Chip titan Intel Corp. will unveil two new lines of microprocessors this week, including the Pentium 4, the first major upgrade of the Pentium chip since 1995.
Intel officials will provide details of the new technology at the Intel Developers Forum, which starts Tuesday in San Jose, California.
Faster and Better
Intel’s status as the world’s preeminent chip maker has dimmed recently, in part due to manufacturing glitches that resulted in chip shortages, and a strong challenge from Advanced Micro Devices (AMD).
Intel and AMD have been trading blows in the microprocessor industry, with both companies offering chips that can run at speeds faster than 1 GHz. While AMD’s Athlon has been considered more powerful, Intel officials claim to have trumped it with the Pentium 4.
The first generation of the new Intel chip will debut at a speed of 1.4 GHz, though Intel officials say it is capable of much higher speeds. The fastest Pentium 3 chips ran at 1.13 MHz.
The 32-bit chip features new technology called “NetBurst,” designed to handle such multimedia applications as peer-to-peer networking, streaming video, voice recognition, 3D graphics, and imaging and data encryption.
The Pentium 4, slated for release later this year, will be equipped to handle data much faster than its predecessor.

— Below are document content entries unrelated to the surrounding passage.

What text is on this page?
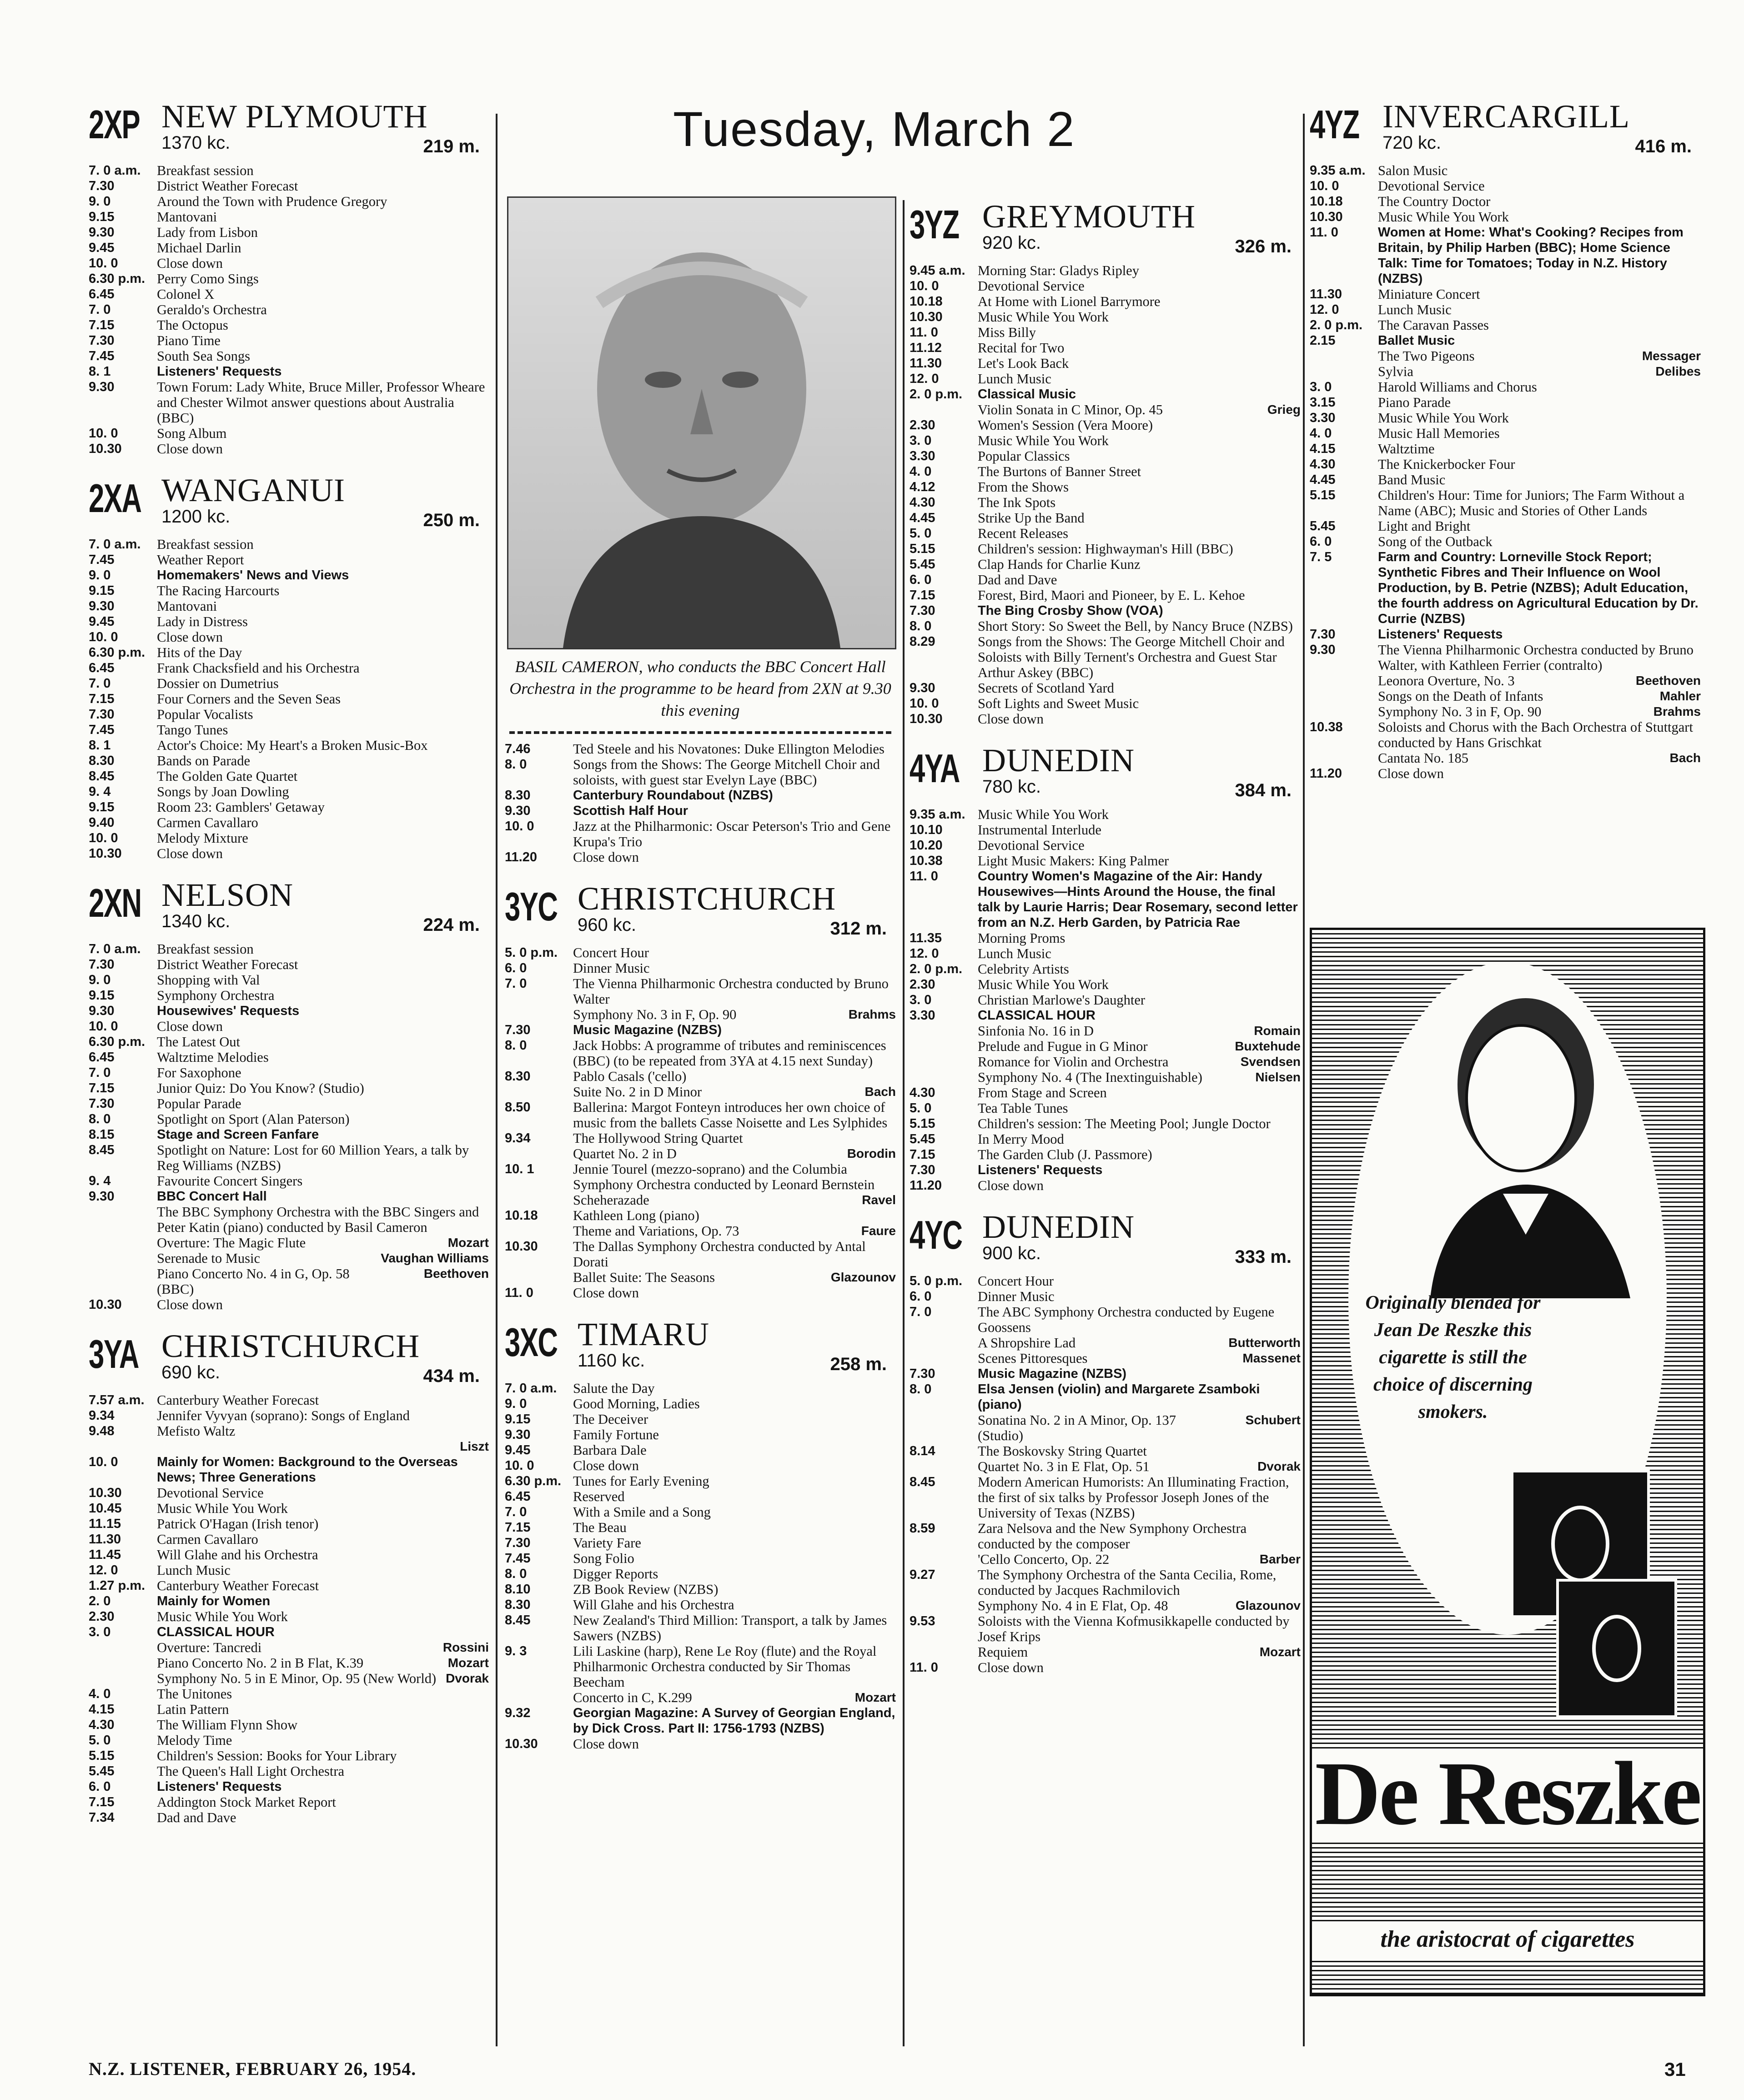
Tuesday, March 2
2XP NEW PLYMOUTH
1370 kc.	219 m.
7. 0 a.m.	Breakfast session
7.30	District Weather Forecast
9. 0	Around the Town with Prudence Gregory
9.15	Mantovani
9.30	Lady from Lisbon
9.45	Michael Darlin
10. 0	Close down
6.30 p.m. Perry Como Sings
6.45	Colonel X
7. 0	Geraldo's Orchestra
7.15	The Octopus
7.30	Piano Time
7.45	South Sea Songs
8. 1	Listeners' Requests
9.30	Town Forum: Lady White, Bruce Miller, Professor Wheare and Chester Wilmot answer questions about Australia (BBC)
10. 0	Song Album
10.30	Close down
2XA WANGANUI
1200 kc.	250 m.
7. 0 a.m.	Breakfast session
7.45	Weather Report
9. 0	Homemakers' News and Views
9.15	The Racing Harcourts
9.30	Mantovani
9.45	Lady in Distress
10. 0	Close down
6.30 p.m. Hits of the Day
6.45	Frank Chacksfield and his Orchestra
7. 0	Dossier on Dumetrius
7.15	Four Corners and the Seven Seas
7.30	Popular Vocalists
7.45	Tango Tunes
8. 1	Actor's Choice: My Heart's a Broken Music-Box
8.30	Bands on Parade
8.45	The Golden Gate Quartet
9. 4	Songs by Joan Dowling
9.15	Room 23: Gamblers' Getaway
9.40	Carmen Cavallaro
10. 0	Melody Mixture
10.30	Close down
2XN NELSON
1340 kc.	224 m.
7. 0 a.m.	Breakfast session
7.30	District Weather Forecast
9. 0	Shopping with Val
9.15	Symphony Orchestra
9.30	Housewives' Requests
10. 0	Close down
6.30 p.m. The Latest Out
6.45	Waltztime Melodies
7. 0	For Saxophone
7.15	Junior Quiz: Do You Know? (Studio)
7.30	Popular Parade
8. 0	Spotlight on Sport (Alan Paterson)
8.15	Stage and Screen Fanfare
8.45	Spotlight on Nature: Lost for 60 Million Years, a talk by Reg Williams (NZBS)
9. 4	Favourite Concert Singers
9.30	BBC Concert Hall
The BBC Symphony Orchestra with the BBC Singers and Peter Katin (piano) conducted by Basil Cameron
Overture: The Magic Flute	Mozart
Serenade to Music	Vaughan Williams
Piano Concerto No. 4 in G, Op. 58	Beethoven
(BBC)
10.30	Close down
3YA CHRISTCHURCH
690 kc.	434 m.
7.57 a.m. Canterbury Weather Forecast
9.34	Jennifer Vyvyan (soprano): Songs of England
9.48	Mefisto Waltz
Liszt
10. 0	Mainly for Women: Background to the Overseas News; Three Generations
10.30	Devotional Service
10.45	Music While You Work
11.15	Patrick O'Hagan (Irish tenor)
11.30	Carmen Cavallaro
11.45	Will Glahe and his Orchestra
12. 0	Lunch Music
1.27 p.m. Canterbury Weather Forecast
2. 0	Mainly for Women
2.30	Music While You Work
3. 0	CLASSICAL HOUR
Overture: Tancredi	Rossini
Piano Concerto No. 2 in B Flat, K.39	Mozart
Symphony No. 5 in E Minor, Op. 95 (New World) Dvorak
4. 0	The Unitones
4.15	Latin Pattern
4.30	The William Flynn Show
5. 0	Melody Time
5.15	Children's Session: Books for Your Library
5.45	The Queen's Hall Light Orchestra
6. 0	Listeners' Requests
7.15	Addington Stock Market Report
7.34	Dad and Dave
BASIL CAMERON, who conducts the BBC Concert Hall Orchestra in the programme to be heard from 2XN at 9.30 this evening
7.46	Ted Steele and his Novatones: Duke Ellington Melodies
8. 0	Songs from the Shows: The George Mitchell Choir and soloists, with guest star Evelyn Laye (BBC)
8.30	Canterbury Roundabout (NZBS)
9.30	Scottish Half Hour
10. 0	Jazz at the Philharmonic: Oscar Peterson's Trio and Gene Krupa's Trio
11.20	Close down
3YC CHRISTCHURCH
960 kc.	312 m.
5. 0 p.m.	Concert Hour
6. 0	Dinner Music
7. 0	The Vienna Philharmonic Orchestra conducted by Bruno Walter
Symphony No. 3 in F, Op. 90	Brahms
7.30	Music Magazine (NZBS)
8. 0	Jack Hobbs: A programme of tributes and reminiscences (BBC) (to be repeated from 3YA at 4.15 next Sunday)
8.30	Pablo Casals ('cello)
Suite No. 2 in D Minor	Bach
8.50	Ballerina: Margot Fonteyn introduces her own choice of music from the ballets Casse Noisette and Les Sylphides
9.34	The Hollywood String Quartet
Quartet No. 2 in D	Borodin
10. 1	Jennie Tourel (mezzo-soprano) and the Columbia Symphony Orchestra conducted by Leonard Bernstein
Scheherazade	Ravel
10.18	Kathleen Long (piano)
Theme and Variations, Op. 73	Faure
10.30	The Dallas Symphony Orchestra conducted by Antal Dorati
Ballet Suite: The Seasons	Glazounov
11. 0	Close down
3XC TIMARU
1160 kc.	258 m.
7. 0 a.m.	Salute the Day
9. 0	Good Morning, Ladies
9.15	The Deceiver
9.30	Family Fortune
9.45	Barbara Dale
10. 0	Close down
6.30 p.m. Tunes for Early Evening
6.45	Reserved
7. 0	With a Smile and a Song
7.15	The Beau
7.30	Variety Fare
7.45	Song Folio
8. 0	Digger Reports
8.10	ZB Book Review (NZBS)
8.30	Will Glahe and his Orchestra
8.45	New Zealand's Third Million: Transport, a talk by James Sawers (NZBS)
9. 3	Lili Laskine (harp), Rene Le Roy (flute) and the Royal Philharmonic Orchestra conducted by Sir Thomas Beecham
Concerto in C, K.299	Mozart
9.32	Georgian Magazine: A Survey of Georgian England, by Dick Cross. Part II: 1756-1793 (NZBS)
10.30	Close down
3YZ GREYMOUTH
920 kc.	326 m.
9.45 a.m. Morning Star: Gladys Ripley
10. 0	Devotional Service
10.18	At Home with Lionel Barrymore
10.30	Music While You Work
11. 0	Miss Billy
11.12	Recital for Two
11.30	Let's Look Back
12. 0	Lunch Music
2. 0 p.m.	Classical Music
Violin Sonata in C Minor, Op. 45	Grieg
2.30	Women's Session (Vera Moore)
3. 0	Music While You Work
3.30	Popular Classics
4. 0	The Burtons of Banner Street
4.12	From the Shows
4.30	The Ink Spots
4.45	Strike Up the Band
5. 0	Recent Releases
5.15	Children's session: Highwayman's Hill (BBC)
5.45	Clap Hands for Charlie Kunz
6. 0	Dad and Dave
7.15	Forest, Bird, Maori and Pioneer, by E. L. Kehoe
7.30	The Bing Crosby Show (VOA)
8. 0	Short Story: So Sweet the Bell, by Nancy Bruce (NZBS)
8.29	Songs from the Shows: The George Mitchell Choir and Soloists with Billy Ternent's Orchestra and Guest Star Arthur Askey (BBC)
9.30	Secrets of Scotland Yard
10. 0	Soft Lights and Sweet Music
10.30	Close down
4YA DUNEDIN
780 kc.	384 m.
9.35 a.m. Music While You Work
10.10	Instrumental Interlude
10.20	Devotional Service
10.38	Light Music Makers: King Palmer
11. 0	Country Women's Magazine of the Air: Handy Housewives—Hints Around the House, the final talk by Laurie Harris; Dear Rosemary, second letter from an N.Z. Herb Garden, by Patricia Rae
11.35	Morning Proms
12. 0	Lunch Music
2. 0 p.m.	Celebrity Artists
2.30	Music While You Work
3. 0	Christian Marlowe's Daughter
3.30	CLASSICAL HOUR
Sinfonia No. 16 in D	Romain
Prelude and Fugue in G Minor	Buxtehude
Romance for Violin and Orchestra	Svendsen
Symphony No. 4 (The Inextinguishable)	Nielsen
4.30	From Stage and Screen
5. 0	Tea Table Tunes
5.15	Children's session: The Meeting Pool; Jungle Doctor
5.45	In Merry Mood
7.15	The Garden Club (J. Passmore)
7.30	Listeners' Requests
11.20	Close down
4YC DUNEDIN
900 kc.	333 m.
5. 0 p.m.	Concert Hour
6. 0	Dinner Music
7. 0	The ABC Symphony Orchestra conducted by Eugene Goossens
A Shropshire Lad	Butterworth
Scenes Pittoresques	Massenet
7.30	Music Magazine (NZBS)
8. 0	Elsa Jensen (violin) and Margarete Zsamboki (piano)
Sonatina No. 2 in A Minor, Op. 137	Schubert
(Studio)
8.14	The Boskovsky String Quartet
Quartet No. 3 in E Flat, Op. 51	Dvorak
8.45	Modern American Humorists: An Illuminating Fraction, the first of six talks by Professor Joseph Jones of the University of Texas (NZBS)
8.59	Zara Nelsova and the New Symphony Orchestra conducted by the composer
'Cello Concerto, Op. 22	Barber
9.27	The Symphony Orchestra of the Santa Cecilia, Rome, conducted by Jacques Rachmilovich
Symphony No. 4 in E Flat, Op. 48	Glazounov
9.53	Soloists with the Vienna Kofmusikkapelle conducted by Josef Krips
Requiem	Mozart
11. 0	Close down
4YZ INVERCARGILL
720 kc.	416 m.
9.35 a.m. Salon Music
10. 0	Devotional Service
10.18	The Country Doctor
10.30	Music While You Work
11. 0	Women at Home: What's Cooking? Recipes from Britain, by Philip Harben (BBC); Home Science Talk: Time for Tomatoes; Today in N.Z. History (NZBS)
11.30	Miniature Concert
12. 0	Lunch Music
2. 0 p.m.	The Caravan Passes
2.15	Ballet Music
The Two Pigeons	Messager
Sylvia	Delibes
3. 0	Harold Williams and Chorus
3.15	Piano Parade
3.30	Music While You Work
4. 0	Music Hall Memories
4.15	Waltztime
4.30	The Knickerbocker Four
4.45	Band Music
5.15	Children's Hour: Time for Juniors; The Farm Without a Name (ABC); Music and Stories of Other Lands
5.45	Light and Bright
6. 0	Song of the Outback
7. 5	Farm and Country: Lorneville Stock Report; Synthetic Fibres and Their Influence on Wool Production, by B. Petrie (NZBS); Adult Education, the fourth address on Agricultural Education by Dr. Currie (NZBS)
7.30	Listeners' Requests
9.30	The Vienna Philharmonic Orchestra conducted by Bruno Walter, with Kathleen Ferrier (contralto)
Leonora Overture, No. 3	Beethoven
Songs on the Death of Infants	Mahler
Symphony No. 3 in F, Op. 90	Brahms
10.38	Soloists and Chorus with the Bach Orchestra of Stuttgart conducted by Hans Grischkat
Cantata No. 185	Bach
11.20	Close down
Originally blended for Jean De Reszke this cigarette is still the choice of discerning smokers.
De Reszke
the aristocrat of cigarettes
N.Z. LISTENER, FEBRUARY 26, 1954.	31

Its “bus,” the primary communications corridor that relays information from the processor to other parts of the system, is three times faster than the old Pentium chip and twice as fast as the Athlon, Intel officials say.
The new chip’s bus sports a 400 MHz system, compared to 133 MHz on the Pentium 3. Also, the new chip contains 42 million transistors, compared to 28 million for the Pentium 3.
“This is the micro-architecture that will drive Intel’s performance leadership for the next few years,” said Doug Carmean, principal architect of the new chip, in published reports.
Intel also plans to unveil its next-generation “StrongArm” chip, a low-power consumption chip that the company hopes will enable it to break into the market for hand-held devices, third-generation cellular phones and other Internet-enabled devices. Intel bought the technology from another company, but has been slow to exploit it, analysts say.
In addition, Intel will reveal some pilot systems for its long-delayed 64-bit chip, which is aimed at the workstation and high-end servers. The chip is due out sometime next year.